The security section of the specification contains a critical constraint: servers must not request sensitive information through elicitation. This isn’t a suggestion. It’s a boundary declaration about what elicitation is designed to handle.

Elicitation is for configuration parameters and operational choices, not authentication credentials or secrets. Those require purpose-built flows with appropriate security controls, audit logs, and encryption. By explicitly excluding sensitive data from elicitation’s scope, MCP prevents servers from building ad-hoc credential collection through a general-purpose mechanism.

This reflects a broader principle about protocol design: the most dangerous features are those flexible enough to be misused. If elicitation supported complex nested schemas, servers would inevitably use it for things it wasn’t designed to handle. Password collection forms. Credit card entry. Multi-step authentication flows. By the time security vulnerabilities emerged, these patterns would be entrenched across the ecosystem.

The flat schema constraint makes these misuses awkward enough that developers build proper solutions instead. Complex authentication flows can’t be shoehorned into simple forms. Servers must use dedicated authentication mechanisms, which can be designed with security requirements in mind.

The Cost of Simplicity

Nothing comes free. Servers needing multiple related pieces of information face awkward choices. Send separate elicitation requests for each parameter, interrupting the user repeatedly? Or compress everything into a single flat object where choices might be interdependent?
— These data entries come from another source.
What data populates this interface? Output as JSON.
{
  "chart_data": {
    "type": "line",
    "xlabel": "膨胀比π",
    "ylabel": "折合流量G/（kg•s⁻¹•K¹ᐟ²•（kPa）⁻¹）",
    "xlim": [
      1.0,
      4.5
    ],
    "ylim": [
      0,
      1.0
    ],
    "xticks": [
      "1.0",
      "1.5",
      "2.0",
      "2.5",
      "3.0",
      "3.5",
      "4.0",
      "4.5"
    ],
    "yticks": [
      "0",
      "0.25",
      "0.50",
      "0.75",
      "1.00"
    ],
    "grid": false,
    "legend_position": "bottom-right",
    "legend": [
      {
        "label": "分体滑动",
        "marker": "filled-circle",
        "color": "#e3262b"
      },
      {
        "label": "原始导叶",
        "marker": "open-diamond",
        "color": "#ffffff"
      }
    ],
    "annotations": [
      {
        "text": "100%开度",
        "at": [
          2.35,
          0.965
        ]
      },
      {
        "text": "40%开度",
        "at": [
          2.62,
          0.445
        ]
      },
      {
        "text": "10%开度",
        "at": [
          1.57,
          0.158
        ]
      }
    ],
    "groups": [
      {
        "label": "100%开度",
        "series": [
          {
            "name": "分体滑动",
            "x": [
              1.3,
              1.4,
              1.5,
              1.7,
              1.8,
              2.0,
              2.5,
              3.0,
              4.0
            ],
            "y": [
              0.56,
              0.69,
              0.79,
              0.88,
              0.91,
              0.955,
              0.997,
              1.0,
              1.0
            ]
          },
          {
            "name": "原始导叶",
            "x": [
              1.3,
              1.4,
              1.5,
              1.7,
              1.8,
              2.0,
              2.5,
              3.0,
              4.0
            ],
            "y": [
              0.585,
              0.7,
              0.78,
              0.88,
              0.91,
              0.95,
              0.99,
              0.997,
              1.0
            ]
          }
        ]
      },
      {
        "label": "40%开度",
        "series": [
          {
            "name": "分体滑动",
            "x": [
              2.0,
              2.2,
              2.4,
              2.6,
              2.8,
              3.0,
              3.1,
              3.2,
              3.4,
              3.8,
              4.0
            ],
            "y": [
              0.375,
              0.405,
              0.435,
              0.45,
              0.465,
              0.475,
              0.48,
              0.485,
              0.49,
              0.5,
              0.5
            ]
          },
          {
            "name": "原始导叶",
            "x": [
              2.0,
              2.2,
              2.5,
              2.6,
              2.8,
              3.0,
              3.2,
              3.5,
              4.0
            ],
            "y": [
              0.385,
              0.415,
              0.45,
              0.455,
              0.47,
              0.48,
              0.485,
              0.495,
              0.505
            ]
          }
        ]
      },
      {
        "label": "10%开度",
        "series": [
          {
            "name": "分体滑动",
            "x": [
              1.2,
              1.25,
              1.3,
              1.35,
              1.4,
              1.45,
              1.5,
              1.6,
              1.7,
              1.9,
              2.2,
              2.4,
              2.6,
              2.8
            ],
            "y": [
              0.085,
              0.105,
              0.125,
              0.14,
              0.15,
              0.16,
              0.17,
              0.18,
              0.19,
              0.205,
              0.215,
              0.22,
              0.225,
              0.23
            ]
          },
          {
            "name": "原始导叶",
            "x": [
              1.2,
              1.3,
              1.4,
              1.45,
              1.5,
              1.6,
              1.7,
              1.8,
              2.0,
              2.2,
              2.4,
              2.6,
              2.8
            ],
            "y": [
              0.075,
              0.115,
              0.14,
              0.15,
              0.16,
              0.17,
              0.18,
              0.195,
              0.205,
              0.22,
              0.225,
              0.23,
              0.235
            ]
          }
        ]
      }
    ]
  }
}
A server configuring cloud infrastructure might need region, instance type, storage options, and networking configuration. Ideally, selecting a region would filter available instance types. Choosing an instance type would suggest appropriate storage configurations. But flat schemas don’t support dynamic field behaviour.

MCP forces these scenarios into separate requests or complex single forms. This creates friction, but it’s intentional friction that pushes complex configuration toward dedicated tools rather than inline protocol requests. Just as HTTP’s stateless design makes shopping carts inconvenient, leading to proper session management, elicitation’s constraints shape how developers build configuration experiences.

Why Constraints Enable Adoption

Protocols that survive aren’t those with the most features. They’re those that can be implemented correctly by teams who haven’t memorised the specification. REST succeeded because developers grasp its concepts quickly. GraphQL gained adoption because its query language feels familiar to anyone who’s written SQL.

MCP elicitation follows this philosophy. The entire feature fits in your head: servers request flat objects conforming to simple schemas, clients render appropriate interfaces, users choose to accept, decline, or cancel. A development team can implement basic support in a day and iteratively improve form rendering and validation.

The alternative—supporting full JSON Schema with nested objects, conditional validation, and dynamic fields—would make elicitation more powerful and less implemented. Every client team would face the same decision: invest weeks building a complete schema renderer or skip elicitation entirely. Most would skip it, fragmenting the ecosystem.

By constraining what’s possible, MCP makes implementation tractable for a broader range of clients. This trades theoretical expressiveness for practical adoption. It’s the same trade-off that made HTTP ubiquitous despite being inefficient, and REST popular despite being opinionated about architecture.

The lesson extends beyond MCP. When designing protocols for AI systems—where agents make autonomous decisions but humans retain authority—simplicity matters more than flexibility. The goal isn’t building a protocol that can handle every scenario. It’s building one that gets implemented consistently, enabling an ecosystem where servers and clients interoperate reliably.

That’s not a limitation. That’s architecture working as intended.